5) Visually distinctive interface. Plain text interfaces don’t work well for Leo, because he’s not yet reading — but he can remember distinctive visual patterns with uncanny accuracy. An app with a multi-step yet graphically varied and so Leo-accessible interface: Whizzit 123 (1 to 1 correspondence, e.g., how many objects “5” is).
6) Tempo Change Option. For any paced-based, interactive musical, or rhythm-based apps, tempo variation is mandatory. Many kids with autism or other special needs have a hard time processing audio input; they often can’t follow along at the same speed as their typical peers. Leo will either give up or not access an app’s full functionality if he can’t set the tempo to a pace that suits him. An app he adores that could benefit from a tempo change option: Kiboomu: Twinkle Twinkle Preschool Storybook Piano. (learn to play songs by following the colored keys on a keyboard).

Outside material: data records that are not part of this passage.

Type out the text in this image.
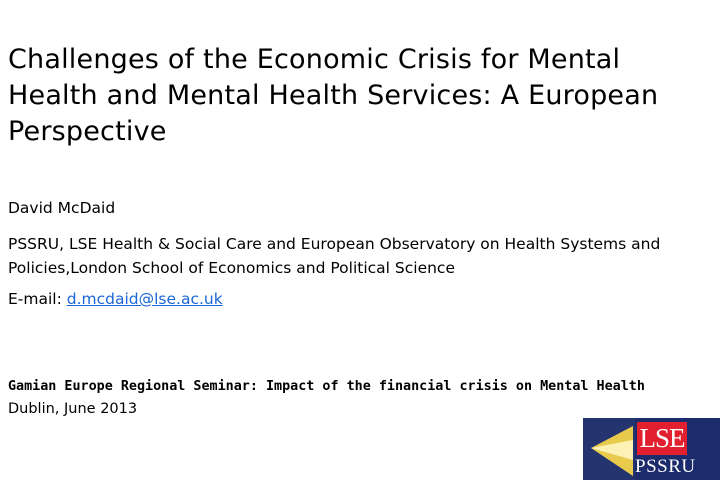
Challenges of the Economic Crisis for Mental Health and Mental Health Services: A European Perspective
David McDaid
PSSRU, LSE Health & Social Care and European Observatory on Health Systems and Policies,London School of Economics and Political Science
E-mail: d.mcdaid@lse.ac.uk
Gamian Europe Regional Seminar: Impact of the financial crisis on Mental Health
Dublin, June 2013
LSE
PSSRU
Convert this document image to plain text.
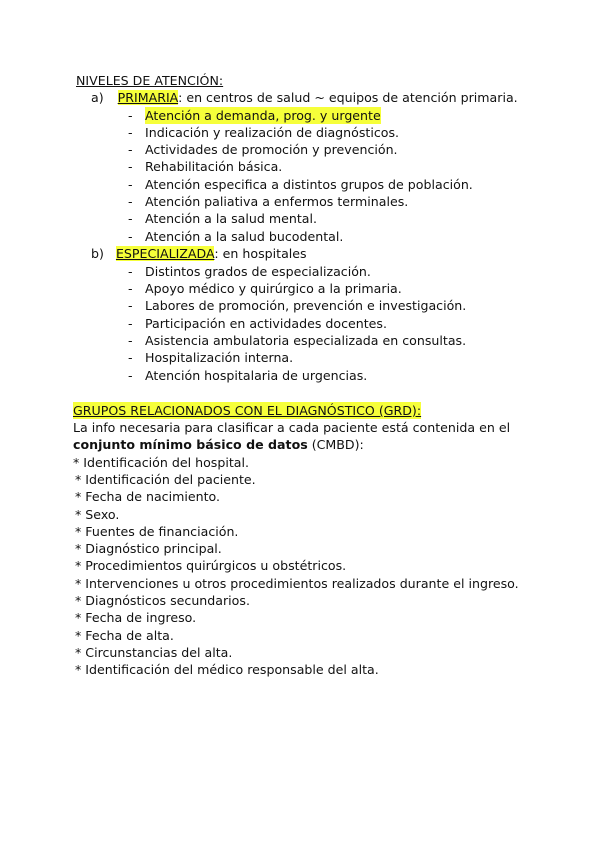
NIVELES DE ATENCIÓN:
a) PRIMARIA: en centros de salud ~ equipos de atención primaria.
- Atención a demanda, prog. y urgente
- Indicación y realización de diagnósticos.
- Actividades de promoción y prevención.
- Rehabilitación básica.
- Atención especifica a distintos grupos de población.
- Atención paliativa a enfermos terminales.
- Atención a la salud mental.
- Atención a la salud bucodental.
b) ESPECIALIZADA: en hospitales
- Distintos grados de especialización.
- Apoyo médico y quirúrgico a la primaria.
- Labores de promoción, prevención e investigación.
- Participación en actividades docentes.
- Asistencia ambulatoria especializada en consultas.
- Hospitalización interna.
- Atención hospitalaria de urgencias.
GRUPOS RELACIONADOS CON EL DIAGNÓSTICO (GRD):
La info necesaria para clasificar a cada paciente está contenida en el
conjunto mínimo básico de datos (CMBD):
* Identificación del hospital.
* Identificación del paciente.
* Fecha de nacimiento.
* Sexo.
* Fuentes de financiación.
* Diagnóstico principal.
* Procedimientos quirúrgicos u obstétricos.
* Intervenciones u otros procedimientos realizados durante el ingreso.
* Diagnósticos secundarios.
* Fecha de ingreso.
* Fecha de alta.
* Circunstancias del alta.
* Identificación del médico responsable del alta.
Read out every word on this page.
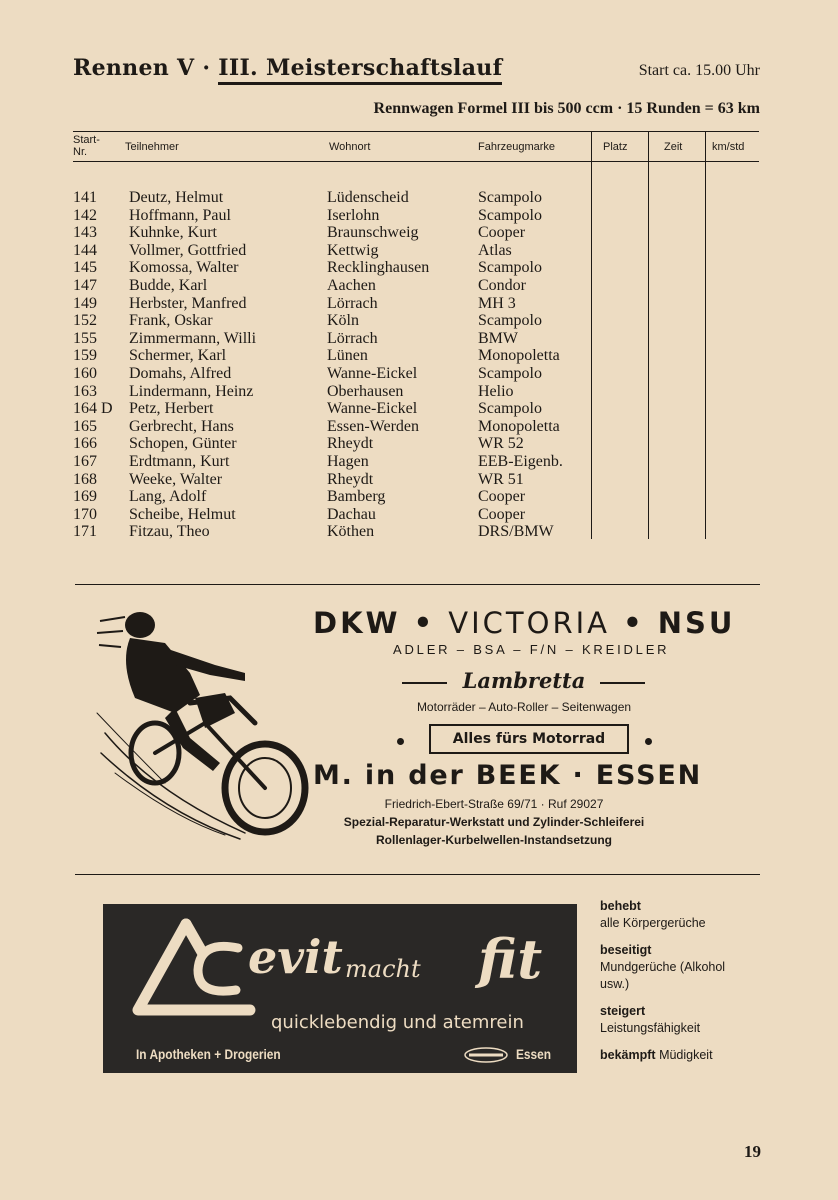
Rennen V · III. Meisterschaftslauf	Start ca. 15.00 Uhr
Rennwagen Formel III bis 500 ccm · 15 Runden = 63 km
Start-
Nr.	Teilnehmer	Wohnort	Fahrzeugmarke	Platz	Zeit	km/std
141 Deutz, Helmut	Lüdenscheid	Scampolo
142 Hoffmann, Paul	Iserlohn	Scampolo
143 Kuhnke, Kurt	Braunschweig	Cooper
144 Vollmer, Gottfried	Kettwig	Atlas
145 Komossa, Walter	Recklinghausen	Scampolo
147 Budde, Karl	Aachen	Condor
149 Herbster, Manfred	Lörrach	MH 3
152 Frank, Oskar	Köln	Scampolo
155 Zimmermann, Willi	Lörrach	BMW
159 Schermer, Karl	Lünen	Monopoletta
160 Domahs, Alfred	Wanne-Eickel	Scampolo
163 Lindermann, Heinz	Oberhausen	Helio
164 D Petz, Herbert	Wanne-Eickel	Scampolo
165 Gerbrecht, Hans	Essen-Werden	Monopoletta
166 Schopen, Günter	Rheydt	WR 52
167 Erdtmann, Kurt	Hagen	EEB-Eigenb.
168 Weeke, Walter	Rheydt	WR 51
169 Lang, Adolf	Bamberg	Cooper
170 Scheibe, Helmut	Dachau	Cooper
171 Fitzau, Theo	Köthen	DRS/BMW
DKW • VICTORIA • NSU
ADLER – BSA – F/N – KREIDLER
Lambretta
Motorräder – Auto-Roller – Seitenwagen
Alles fürs Motorrad
M. in der BEEK · ESSEN
Friedrich-Ebert-Straße 69/71 · Ruf 29027
Spezial-Reparatur-Werkstatt und Zylinder-Schleiferei
Rollenlager-Kurbelwellen-Instandsetzung
evit macht fit
quicklebendig und atemrein
In Apotheken + Drogerien	Essen
behebt
alle Körpergerüche
beseitigt
Mundgerüche (Alkohol usw.)
steigert
Leistungsfähigkeit
bekämpft Müdigkeit
19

7) Flexible Content Management. If an app utilizes user-generated or otherwise modifiable content, then its content management systems need to be extremely flexible. The harder it is for me to quickly retrieve and assemble the content I need, the less likely I am to use that app with Leo. Stories2Learn (social stories), iCommunicate (create icons with photos and audio for learning and practicing words), and First Then Visual Schedule (visual schedules) are examples of fine apps that Leo and I use daily but which could be even better if their content storage and management systems were more flexible — as I hope they will be in future versions. I would kill for:
- Nested content management folders instead of one big list
- Ability to save icons with integrated audio and visual components, instead of saving separate audio and visual components
- Click-and-drag option for rearranging or inserting new icons in lists
I love seeing Leo have such a great time playing with his iPad. It is always a treat to find a new app that appeals to him. And I understand that such apps are still evolving. Currently, apps for kids with autism tend to have a First Generation feel to them, similar to mid-1990s-era websites — some are beautifully put together and useful, some are a bit clunky yet useful. But I’m mostly seeing a lot of enthusiasm combined with frontier thinking. I see a lot more innovation than slickness. And I see apps benefiting my son’s leisure and learning in ways I’d never imagined, and for which I am grateful. I hope the guidelines above will help developers create even more Leo-friendly apps.